Interview zu Google Street View "Das ist ein politischer Schaukampf"

Stand: 18.08.2010 12:18 Uhr

Die Debatte um Street View scheint zu belegen, dass viele nicht genug über das Web wissen. Das biete Politikern die Chance, sich als Beschützer der Bürger zur profilieren, sagt die Informatikerin Simon, Mitglied der Enquete-Kommission "Internet und digitale Gesellschaft" des Bundestages, im Interview mit tagesschau.de. Doch damit werde von anderen Themen abgelenkt.

tagesschau.de: Dass Google seinen Dienst Street View starten will, ist lange bekannt. Hätte die Politik nicht eher reagieren können oder müssen? Oder hat man vielleicht sogar darauf gehofft, dass es erst gar nicht dazu kommt?

Nicole Simon: Wer glaubt, dass Street View nicht kommt, der ist naiv. Dafür ist dieses Thema für Googles Strategie viel zu wichtig. Die Aufregung über Street View ist aber eine sehr publikumsträchtige. Es gibt viele andere Themen, wo Politiker sich viel intensiver auseinandersetzen sollten.

Die Datenschützer haben schon lange zu Recht vor Street View gewarnt, und zwar vor der Art und Weise, wie die Daten genutzt werden. Die meisten Menschen wissen gar nicht, wie tief Firmen Daten kombinieren können, um dann Aussagen zu treffen wie zum Beispiel: "Ihre Nachbarn in der gleichen Altersgruppe haben diese Artikel gekauft". Jeder muss entscheiden, ob er das möchte oder nicht. Das Interessante ist: Viele wollen solche Dienste benutzen und davon profitieren, aber sie wollen nichts dazu beitragen. Das eine geht aber nicht ohne das andere. Google ist da natürlich die große Datenkrake, genauso wie Facebook. Das sage ich als eine Person, die diese Dienste selber intensiv nutzt. Das aber, was die Politik im Moment anstellt, ist eher ein Schaukampf.

Zur Person
Nicole Simon berät Unternehmen, wie sie das Internet und die sogenannten Social-Media-Dienste wie Facebook und Twitter für sich nutzen können. Seit dem Frühjahr ist die Wirtschaftsinformatikerin Mitglied der Enquete-Kommission "Internet und digitale Gesellschaft" des Deutschen Bundestages. Projektgruppen der Kommission beschäftigen sich zum Beispiel mit Fragen des Datenschutzes, der Netzneutralität oder des Urheberrechtes.
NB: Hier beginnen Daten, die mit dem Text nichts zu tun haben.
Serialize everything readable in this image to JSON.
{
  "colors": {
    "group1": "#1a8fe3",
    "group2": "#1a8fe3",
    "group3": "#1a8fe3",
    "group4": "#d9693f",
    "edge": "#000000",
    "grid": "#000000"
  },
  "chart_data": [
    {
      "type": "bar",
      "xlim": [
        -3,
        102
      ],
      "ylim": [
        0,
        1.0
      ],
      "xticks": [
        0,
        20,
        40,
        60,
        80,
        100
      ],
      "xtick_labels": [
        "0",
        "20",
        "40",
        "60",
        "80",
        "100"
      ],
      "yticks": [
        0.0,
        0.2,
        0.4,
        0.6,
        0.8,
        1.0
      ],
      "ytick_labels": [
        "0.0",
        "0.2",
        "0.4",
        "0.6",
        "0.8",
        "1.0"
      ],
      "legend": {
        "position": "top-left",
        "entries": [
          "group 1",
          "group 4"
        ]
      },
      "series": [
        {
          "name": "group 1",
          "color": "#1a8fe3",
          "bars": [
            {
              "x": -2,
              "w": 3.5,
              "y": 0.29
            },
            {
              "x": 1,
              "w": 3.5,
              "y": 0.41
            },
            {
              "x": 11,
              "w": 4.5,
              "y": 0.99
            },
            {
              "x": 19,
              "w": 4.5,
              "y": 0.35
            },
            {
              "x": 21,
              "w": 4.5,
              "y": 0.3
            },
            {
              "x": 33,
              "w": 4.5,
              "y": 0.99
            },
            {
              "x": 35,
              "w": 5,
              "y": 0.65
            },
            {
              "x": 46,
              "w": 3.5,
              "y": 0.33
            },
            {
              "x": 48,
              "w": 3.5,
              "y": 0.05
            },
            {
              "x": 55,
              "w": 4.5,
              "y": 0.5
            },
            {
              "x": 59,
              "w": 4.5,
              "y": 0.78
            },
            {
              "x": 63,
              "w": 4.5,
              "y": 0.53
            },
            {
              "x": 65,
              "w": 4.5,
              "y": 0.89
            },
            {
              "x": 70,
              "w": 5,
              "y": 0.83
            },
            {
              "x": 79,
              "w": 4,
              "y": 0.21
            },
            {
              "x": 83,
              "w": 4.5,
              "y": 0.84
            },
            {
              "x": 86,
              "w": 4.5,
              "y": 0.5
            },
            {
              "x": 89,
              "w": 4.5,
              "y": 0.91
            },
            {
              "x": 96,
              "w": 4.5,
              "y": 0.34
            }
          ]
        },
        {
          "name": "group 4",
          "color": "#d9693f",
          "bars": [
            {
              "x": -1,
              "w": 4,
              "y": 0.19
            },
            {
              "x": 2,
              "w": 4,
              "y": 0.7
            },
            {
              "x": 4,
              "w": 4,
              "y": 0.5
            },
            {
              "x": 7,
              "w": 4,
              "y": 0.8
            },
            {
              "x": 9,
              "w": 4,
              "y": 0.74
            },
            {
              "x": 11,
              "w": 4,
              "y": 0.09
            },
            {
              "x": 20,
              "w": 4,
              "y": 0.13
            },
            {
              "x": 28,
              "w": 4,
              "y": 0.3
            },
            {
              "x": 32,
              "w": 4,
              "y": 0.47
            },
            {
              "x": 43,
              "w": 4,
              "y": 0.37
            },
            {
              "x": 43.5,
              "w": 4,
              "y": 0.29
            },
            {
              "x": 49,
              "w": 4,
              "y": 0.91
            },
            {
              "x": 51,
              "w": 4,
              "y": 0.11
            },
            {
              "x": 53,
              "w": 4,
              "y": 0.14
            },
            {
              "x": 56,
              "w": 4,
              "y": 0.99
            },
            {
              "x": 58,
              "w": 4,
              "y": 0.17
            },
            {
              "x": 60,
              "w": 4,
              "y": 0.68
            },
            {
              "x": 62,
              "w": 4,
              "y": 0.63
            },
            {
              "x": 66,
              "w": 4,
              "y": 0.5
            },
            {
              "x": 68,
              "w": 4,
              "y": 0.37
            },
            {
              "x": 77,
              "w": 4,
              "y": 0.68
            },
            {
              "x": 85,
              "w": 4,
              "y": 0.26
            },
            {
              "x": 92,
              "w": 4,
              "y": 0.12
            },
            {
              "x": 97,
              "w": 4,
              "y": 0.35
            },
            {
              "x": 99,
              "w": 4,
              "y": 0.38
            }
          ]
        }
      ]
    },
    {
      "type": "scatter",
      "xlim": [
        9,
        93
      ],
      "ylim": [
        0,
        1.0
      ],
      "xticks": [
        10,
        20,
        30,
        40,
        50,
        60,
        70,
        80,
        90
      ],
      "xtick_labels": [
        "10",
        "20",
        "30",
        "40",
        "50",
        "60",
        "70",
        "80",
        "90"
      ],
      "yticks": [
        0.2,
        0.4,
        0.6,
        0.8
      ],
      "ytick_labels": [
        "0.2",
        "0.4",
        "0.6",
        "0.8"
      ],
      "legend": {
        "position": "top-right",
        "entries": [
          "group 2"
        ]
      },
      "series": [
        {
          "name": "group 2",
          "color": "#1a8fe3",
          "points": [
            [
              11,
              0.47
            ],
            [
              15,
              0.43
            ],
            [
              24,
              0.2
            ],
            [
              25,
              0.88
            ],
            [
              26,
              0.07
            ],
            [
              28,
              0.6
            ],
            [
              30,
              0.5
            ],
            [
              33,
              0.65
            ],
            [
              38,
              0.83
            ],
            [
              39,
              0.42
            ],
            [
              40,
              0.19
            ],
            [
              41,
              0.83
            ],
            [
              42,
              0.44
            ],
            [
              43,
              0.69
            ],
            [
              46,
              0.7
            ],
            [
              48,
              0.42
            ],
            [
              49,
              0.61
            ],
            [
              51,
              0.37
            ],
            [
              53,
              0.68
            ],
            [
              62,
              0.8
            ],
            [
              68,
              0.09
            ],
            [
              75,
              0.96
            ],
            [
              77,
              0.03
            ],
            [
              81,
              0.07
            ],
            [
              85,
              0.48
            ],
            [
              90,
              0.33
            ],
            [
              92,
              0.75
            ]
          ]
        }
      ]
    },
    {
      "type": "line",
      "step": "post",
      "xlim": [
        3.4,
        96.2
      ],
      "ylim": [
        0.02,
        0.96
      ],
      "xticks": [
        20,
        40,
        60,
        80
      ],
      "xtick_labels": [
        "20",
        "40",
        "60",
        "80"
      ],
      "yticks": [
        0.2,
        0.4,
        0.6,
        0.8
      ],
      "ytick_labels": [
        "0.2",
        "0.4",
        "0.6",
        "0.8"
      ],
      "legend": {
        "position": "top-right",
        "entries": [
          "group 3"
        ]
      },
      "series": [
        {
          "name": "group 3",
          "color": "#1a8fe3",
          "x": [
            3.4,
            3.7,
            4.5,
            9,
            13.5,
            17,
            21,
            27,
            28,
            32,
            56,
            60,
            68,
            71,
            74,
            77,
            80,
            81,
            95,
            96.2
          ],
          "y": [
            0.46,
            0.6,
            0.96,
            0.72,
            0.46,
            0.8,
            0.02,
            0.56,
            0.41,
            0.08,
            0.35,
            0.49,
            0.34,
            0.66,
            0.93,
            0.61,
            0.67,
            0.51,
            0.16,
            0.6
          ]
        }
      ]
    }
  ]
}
tagesschau.de: Warum entdeckt die Politik Themen wie Google Street View für sich?

Simon: Für die Politik ist das eine Möglichkeit, sich als Beschützer des Bürgers zu profilieren. Man kann den Bürger damit aufregen und in dieser Aufregung davon ablenken, dass er eigentlich schon viel stärker durch bereits existierende Gesetze überwacht wird. Ich will nicht bestreiten, dass Google Street View tatsächlich in einem gewissen Maß Einblicke erlaubt. Man kann Häuser und Straßenzüge in einer Detailliertheit ansehen, als würde man dort zu Fuß hingehen. Das ist eine Fülle von Information. Aber wenn ich mir ansehe, welche Möglichkeiten - und das ist nur ein kleiner Auszug - die elektronische Gesundheitskarte und biometrische Merkmale auf Pässen bieten oder Datentauschabkommen wie Swift und Elena, dann ist Street View eher überschaubar.
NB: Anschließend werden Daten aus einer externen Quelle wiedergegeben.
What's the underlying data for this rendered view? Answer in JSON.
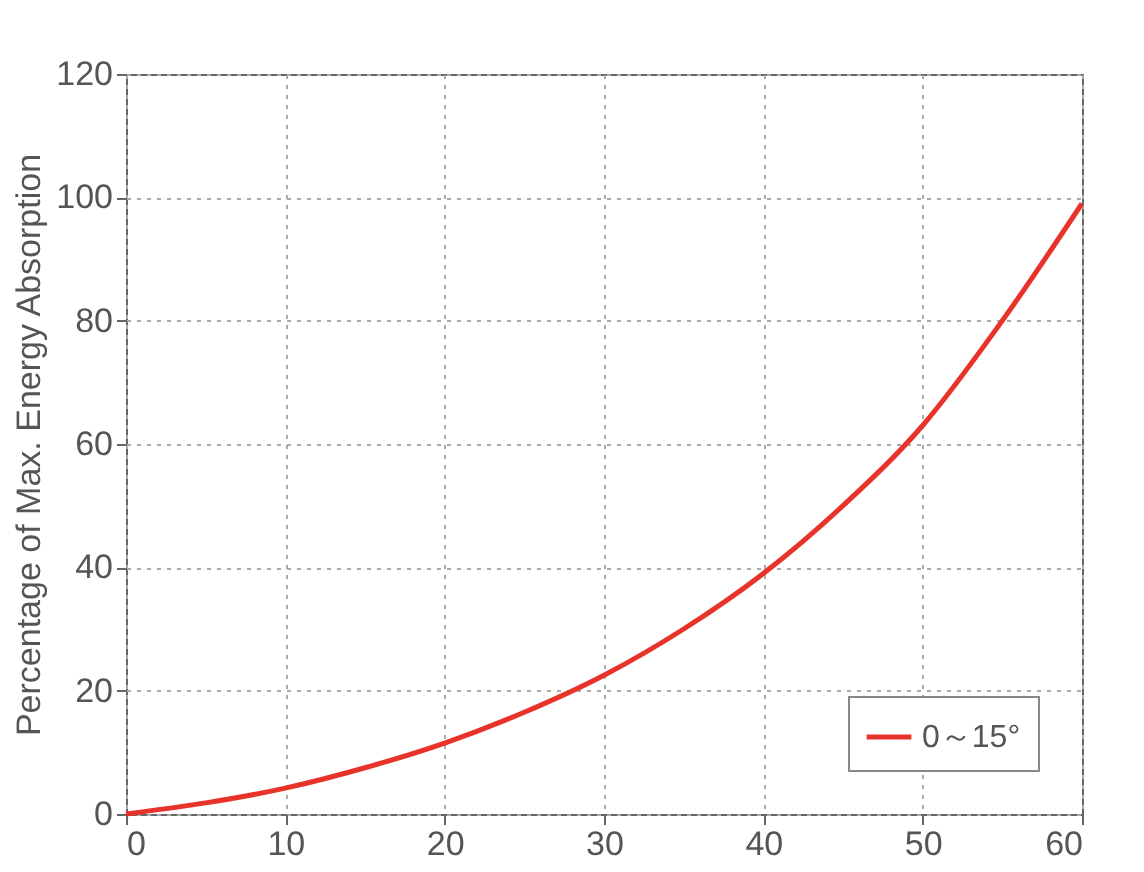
{
  "chart_data": {
    "type": "line",
    "ylabel": "Percentage of Max. Energy Absorption",
    "x": [
      0,
      5,
      10,
      15,
      20,
      25,
      30,
      35,
      40,
      45,
      50,
      55,
      60
    ],
    "series": [
      {
        "name": "0～15°",
        "color": "#e8332a",
        "values": [
          0,
          1.8,
          4.2,
          7.5,
          11.5,
          16.5,
          22.5,
          30,
          39,
          50,
          63,
          80,
          99
        ]
      }
    ],
    "xlim": [
      0,
      60
    ],
    "xticks": [
      0,
      10,
      20,
      30,
      40,
      50,
      60
    ],
    "ylim": [
      0,
      120
    ],
    "yticks": [
      0,
      20,
      40,
      60,
      80,
      100,
      120
    ],
    "grid": true,
    "legend": "bottom right",
    "marker": "none",
    "line_style": "solid"
  }
}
"Diskussion schaukelt sich durch Unkenntnis hoch"

tagesschau.de: Geht die Politik in der Diskussion über Street View auch auf Stimmenfang?
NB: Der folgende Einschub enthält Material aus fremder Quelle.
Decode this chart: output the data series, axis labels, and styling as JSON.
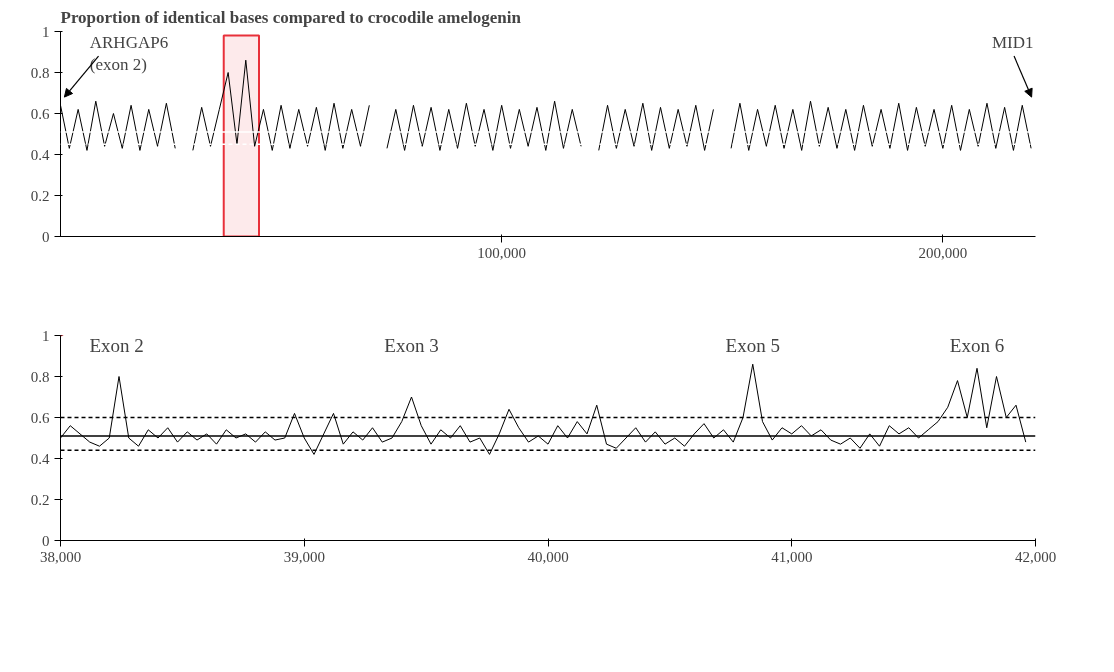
{
  "chart_data": [
    {
      "type": "line",
      "title": "Proportion of identical bases compared to crocodile amelogenin",
      "color": "#000000",
      "x": [
        0,
        2000,
        4000,
        6000,
        8000,
        10000,
        12000,
        14000,
        16000,
        18000,
        20000,
        22000,
        24000,
        26000,
        28000,
        30000,
        32000,
        34000,
        36000,
        38000,
        40000,
        42000,
        44000,
        46000,
        48000,
        50000,
        52000,
        54000,
        56000,
        58000,
        60000,
        62000,
        64000,
        66000,
        68000,
        70000,
        72000,
        74000,
        76000,
        78000,
        80000,
        82000,
        84000,
        86000,
        88000,
        90000,
        92000,
        94000,
        96000,
        98000,
        100000,
        102000,
        104000,
        106000,
        108000,
        110000,
        112000,
        114000,
        116000,
        118000,
        120000,
        122000,
        124000,
        126000,
        128000,
        130000,
        132000,
        134000,
        136000,
        138000,
        140000,
        142000,
        144000,
        146000,
        148000,
        150000,
        152000,
        154000,
        156000,
        158000,
        160000,
        162000,
        164000,
        166000,
        168000,
        170000,
        172000,
        174000,
        176000,
        178000,
        180000,
        182000,
        184000,
        186000,
        188000,
        190000,
        192000,
        194000,
        196000,
        198000,
        200000,
        202000,
        204000,
        206000,
        208000,
        210000,
        212000,
        214000,
        216000,
        218000,
        220000
      ],
      "values": [
        0.64,
        0.43,
        0.62,
        0.42,
        0.66,
        0.44,
        0.6,
        0.43,
        0.64,
        0.42,
        0.62,
        0.44,
        0.65,
        0.43,
        null,
        0.42,
        0.63,
        0.44,
        0.62,
        0.8,
        0.45,
        0.86,
        0.44,
        0.62,
        0.42,
        0.64,
        0.43,
        0.62,
        0.44,
        0.63,
        0.42,
        0.65,
        0.43,
        0.62,
        0.44,
        0.64,
        null,
        0.43,
        0.62,
        0.42,
        0.64,
        0.44,
        0.63,
        0.42,
        0.62,
        0.43,
        0.65,
        0.44,
        0.62,
        0.42,
        0.64,
        0.43,
        0.62,
        0.44,
        0.63,
        0.42,
        0.66,
        0.43,
        0.62,
        0.44,
        null,
        0.42,
        0.64,
        0.43,
        0.62,
        0.44,
        0.65,
        0.42,
        0.63,
        0.43,
        0.62,
        0.44,
        0.64,
        0.42,
        0.62,
        null,
        0.43,
        0.65,
        0.42,
        0.62,
        0.44,
        0.64,
        0.43,
        0.62,
        0.42,
        0.66,
        0.44,
        0.63,
        0.43,
        0.62,
        0.42,
        0.64,
        0.44,
        0.62,
        0.43,
        0.65,
        0.42,
        0.63,
        0.44,
        0.62,
        0.43,
        0.64,
        0.42,
        0.62,
        0.44,
        0.65,
        0.43,
        0.63,
        0.42,
        0.64,
        0.43
      ],
      "xlim": [
        0,
        221000
      ],
      "ylim": [
        0,
        1
      ],
      "xticks": [
        {
          "value": 100000,
          "label": "100,000"
        },
        {
          "value": 200000,
          "label": "200,000"
        }
      ],
      "yticks": [
        0,
        0.2,
        0.4,
        0.6,
        0.8,
        1
      ],
      "grid": false,
      "ref_lines": [
        {
          "axis": "y",
          "value": 0.51,
          "color": "#ffffff",
          "line_style": "solid"
        },
        {
          "axis": "y",
          "value": 0.45,
          "color": "#ffffff",
          "line_style": "dashed"
        }
      ],
      "bands": [
        {
          "axis": "x",
          "from": 37000,
          "to": 45000,
          "color": "#e8303a"
        }
      ],
      "annotations": [
        "ARHGAP6\n(exon 2)",
        "MID1"
      ]
    },
    {
      "type": "line",
      "color": "#000000",
      "x": [
        38000,
        38040,
        38080,
        38120,
        38160,
        38200,
        38240,
        38280,
        38320,
        38360,
        38400,
        38440,
        38480,
        38520,
        38560,
        38600,
        38640,
        38680,
        38720,
        38760,
        38800,
        38840,
        38880,
        38920,
        38960,
        39000,
        39040,
        39080,
        39120,
        39160,
        39200,
        39240,
        39280,
        39320,
        39360,
        39400,
        39440,
        39480,
        39520,
        39560,
        39600,
        39640,
        39680,
        39720,
        39760,
        39800,
        39840,
        39880,
        39920,
        39960,
        40000,
        40040,
        40080,
        40120,
        40160,
        40200,
        40240,
        40280,
        40320,
        40360,
        40400,
        40440,
        40480,
        40520,
        40560,
        40600,
        40640,
        40680,
        40720,
        40760,
        40800,
        40840,
        40880,
        40920,
        40960,
        41000,
        41040,
        41080,
        41120,
        41160,
        41200,
        41240,
        41280,
        41320,
        41360,
        41400,
        41440,
        41480,
        41520,
        41560,
        41600,
        41640,
        41680,
        41720,
        41760,
        41800,
        41840,
        41880,
        41920,
        41960
      ],
      "values": [
        0.5,
        0.56,
        0.52,
        0.48,
        0.46,
        0.5,
        0.8,
        0.5,
        0.46,
        0.54,
        0.5,
        0.55,
        0.48,
        0.53,
        0.49,
        0.52,
        0.47,
        0.54,
        0.5,
        0.52,
        0.48,
        0.53,
        0.49,
        0.5,
        0.62,
        0.5,
        0.42,
        0.52,
        0.62,
        0.47,
        0.53,
        0.49,
        0.55,
        0.48,
        0.5,
        0.58,
        0.7,
        0.56,
        0.47,
        0.54,
        0.5,
        0.56,
        0.48,
        0.5,
        0.42,
        0.52,
        0.64,
        0.55,
        0.48,
        0.51,
        0.47,
        0.56,
        0.5,
        0.58,
        0.52,
        0.66,
        0.47,
        0.45,
        0.5,
        0.55,
        0.48,
        0.53,
        0.47,
        0.5,
        0.46,
        0.52,
        0.57,
        0.5,
        0.54,
        0.48,
        0.6,
        0.86,
        0.58,
        0.49,
        0.55,
        0.52,
        0.56,
        0.51,
        0.54,
        0.49,
        0.47,
        0.5,
        0.45,
        0.52,
        0.46,
        0.56,
        0.52,
        0.55,
        0.5,
        0.54,
        0.58,
        0.65,
        0.78,
        0.6,
        0.84,
        0.55,
        0.8,
        0.6,
        0.66,
        0.48
      ],
      "xlim": [
        38000,
        42000
      ],
      "ylim": [
        0,
        1
      ],
      "xticks": [
        {
          "value": 38000,
          "label": "38,000"
        },
        {
          "value": 39000,
          "label": "39,000"
        },
        {
          "value": 40000,
          "label": "40,000"
        },
        {
          "value": 41000,
          "label": "41,000"
        },
        {
          "value": 42000,
          "label": "42,000"
        }
      ],
      "yticks": [
        0,
        0.2,
        0.4,
        0.6,
        0.8,
        1
      ],
      "grid": false,
      "ref_lines": [
        {
          "axis": "y",
          "value": 0.6,
          "color": "#000000",
          "line_style": "dashed"
        },
        {
          "axis": "y",
          "value": 0.51,
          "color": "#000000",
          "line_style": "solid"
        },
        {
          "axis": "y",
          "value": 0.44,
          "color": "#000000",
          "line_style": "dashed"
        }
      ],
      "annotations": [
        {
          "text": "Exon 2",
          "x": 38230,
          "y": 0.8
        },
        {
          "text": "Exon 3",
          "x": 39440,
          "y": 0.7
        },
        {
          "text": "Exon 5",
          "x": 40840,
          "y": 0.86
        },
        {
          "text": "Exon 6",
          "x": 41760,
          "y": 0.84
        }
      ]
    }
  ]
}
Simon: Gute Frage. Vielleicht. Ich glaube, die Diskussion schaukelt sich hoch durch viel Unkenntnis. Der Bürger selbst ist in vielen Fällen unbedarft. Viele scheinen zu glauben, Street View sei so etwas wie eine 24-Stunden-Videoüberwachung, was es natürlich nicht ist. Es ist sicher nicht verkehrt, bewusst darüber zu entscheiden, ob das Bild meines Hauses online gestellt wird oder nicht. Aber es gibt weitere Bereiche, über die man dann derart bewusst entscheiden sollte. Das würde dann das konsequente Löschen des Online-Lebens bedeuten. Wer "a" sagt, der muss auch "b" sagen. Und das wird in der heutigen Welt schwierig.

tagesschau.de: Ist das Wissen übers Internet und seine Möglichkeiten parteispezifisch verteilt?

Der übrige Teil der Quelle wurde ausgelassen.